The false whale death narrative is not the only strange argument against wind power emerging from this fossil fuel–supplied network, according to the Brown researchers. This network of individuals and groups also fans concerns about offshore turbines’ potential impact on phytoplankton, which is minor compared to the impacts of warming oceans on all marine life. In a typical example, a group called Green Oceans, using the language and vibe of environmental panic, asks in a PowerPoint presentation, “Are we destroying something that is irreplaceable?” Warning about the “industrialization” of the ocean, Green Oceans notes ominously that the impact on phytoplankton is an “unknown.” And they claim that wind power causes carbon emissions. It does emit some carbon—a tiny fraction of that emitted by fossil fuels. The mining impacts of fossil fuels are about five hundred times greater than those of renewable energy technologies.

The groups also rely on fossil fuel industry propaganda for rhetoric about solutions, emphasizing natural gas (whose carbon impacts are significant) and nuclear fusion (which could be a good alternative but cannot possibly provide energy at the scale needed to decarbonize right now, which is the needed time frame).

The cooperation between the fossil fuel industry and the grassroots suggests that the anti-wind movement is more than astroturf, but also more than simple-minded, provincial Nimbyism.
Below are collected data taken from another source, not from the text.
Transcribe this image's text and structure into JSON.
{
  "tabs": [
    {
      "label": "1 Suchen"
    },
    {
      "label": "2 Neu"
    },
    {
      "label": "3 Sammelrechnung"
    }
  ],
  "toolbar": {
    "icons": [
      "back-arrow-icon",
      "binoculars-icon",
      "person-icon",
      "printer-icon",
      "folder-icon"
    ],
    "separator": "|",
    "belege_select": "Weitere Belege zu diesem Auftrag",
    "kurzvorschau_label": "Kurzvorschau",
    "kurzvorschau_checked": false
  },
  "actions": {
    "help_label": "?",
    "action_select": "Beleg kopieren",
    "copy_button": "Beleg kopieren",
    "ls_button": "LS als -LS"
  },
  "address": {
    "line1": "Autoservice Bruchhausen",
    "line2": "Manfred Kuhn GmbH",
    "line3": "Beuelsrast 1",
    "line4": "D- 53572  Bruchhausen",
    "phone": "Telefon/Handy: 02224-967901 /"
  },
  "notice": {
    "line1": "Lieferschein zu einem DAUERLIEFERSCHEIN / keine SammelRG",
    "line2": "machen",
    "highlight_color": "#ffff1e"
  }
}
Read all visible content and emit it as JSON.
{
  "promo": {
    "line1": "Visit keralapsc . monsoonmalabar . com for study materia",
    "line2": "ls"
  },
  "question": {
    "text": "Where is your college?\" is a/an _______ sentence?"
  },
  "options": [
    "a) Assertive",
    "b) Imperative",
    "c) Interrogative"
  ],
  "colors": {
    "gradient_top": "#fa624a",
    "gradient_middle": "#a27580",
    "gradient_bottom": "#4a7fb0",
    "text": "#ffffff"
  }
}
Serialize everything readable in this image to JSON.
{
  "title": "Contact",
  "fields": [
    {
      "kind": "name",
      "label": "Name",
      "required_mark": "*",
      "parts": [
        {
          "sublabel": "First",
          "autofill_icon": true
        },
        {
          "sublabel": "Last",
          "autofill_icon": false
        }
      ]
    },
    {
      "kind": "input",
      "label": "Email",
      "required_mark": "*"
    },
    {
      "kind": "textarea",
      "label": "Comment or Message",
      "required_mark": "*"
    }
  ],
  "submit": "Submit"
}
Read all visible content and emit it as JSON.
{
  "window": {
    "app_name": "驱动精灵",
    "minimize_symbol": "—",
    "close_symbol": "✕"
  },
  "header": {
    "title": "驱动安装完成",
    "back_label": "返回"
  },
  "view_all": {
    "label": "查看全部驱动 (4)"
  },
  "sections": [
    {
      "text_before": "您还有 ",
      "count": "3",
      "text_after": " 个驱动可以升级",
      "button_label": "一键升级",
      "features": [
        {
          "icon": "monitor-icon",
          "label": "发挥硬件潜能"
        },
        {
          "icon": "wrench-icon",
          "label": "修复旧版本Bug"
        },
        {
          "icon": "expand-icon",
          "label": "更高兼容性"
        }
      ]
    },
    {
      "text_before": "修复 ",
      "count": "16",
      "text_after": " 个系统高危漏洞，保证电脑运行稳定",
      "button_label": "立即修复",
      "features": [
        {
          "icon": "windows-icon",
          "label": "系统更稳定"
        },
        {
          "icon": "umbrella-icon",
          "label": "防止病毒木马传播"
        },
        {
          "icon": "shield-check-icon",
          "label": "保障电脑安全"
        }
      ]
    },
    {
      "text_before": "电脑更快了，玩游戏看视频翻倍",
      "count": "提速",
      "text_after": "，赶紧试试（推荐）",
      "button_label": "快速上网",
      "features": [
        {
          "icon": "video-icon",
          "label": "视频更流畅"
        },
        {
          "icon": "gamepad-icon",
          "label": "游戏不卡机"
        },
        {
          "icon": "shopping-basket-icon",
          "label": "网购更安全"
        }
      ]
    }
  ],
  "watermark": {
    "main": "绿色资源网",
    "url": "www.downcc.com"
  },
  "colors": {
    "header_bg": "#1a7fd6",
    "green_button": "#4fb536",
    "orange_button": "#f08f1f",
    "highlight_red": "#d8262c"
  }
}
While the fossil fuel industry has money, it doesn’t have moral credibility, nor does it typically have roots in communities like those on the East Coast, far away from actual extraction or refinery sites. Groups genuinely concerned with whales and oceans do have that moral credibility and community grounding. The Brown University study suggests that environmentalists supporting renewable energy will need to take a nuanced approach to these opposition discourses. It’s a misinformation thicket that can’t simply be bushwhacked by identifying the dark money; the undergrowth is more intertwined and complicated, and we will need organizing and storytelling that untangles it.

If there’s a small bright spot in a report that suggests people with good intentions are being coopted by fossil fuel interests, it’s this: Climate denialism has been so discredited that the fossil fuel industry is now forced to come up with more inventive ways of opposing the energy transition, to the absurd extent of attributing excessive carbon emissions to wind power. That they are doubling down on this narrative also reflects the fact that many people do care deeply about whales and other wildlife. The contempt that the right used to show for environmentalism is outmoded, because the environment is too popular; now, the political enemies of the environment must pretend to be its friends.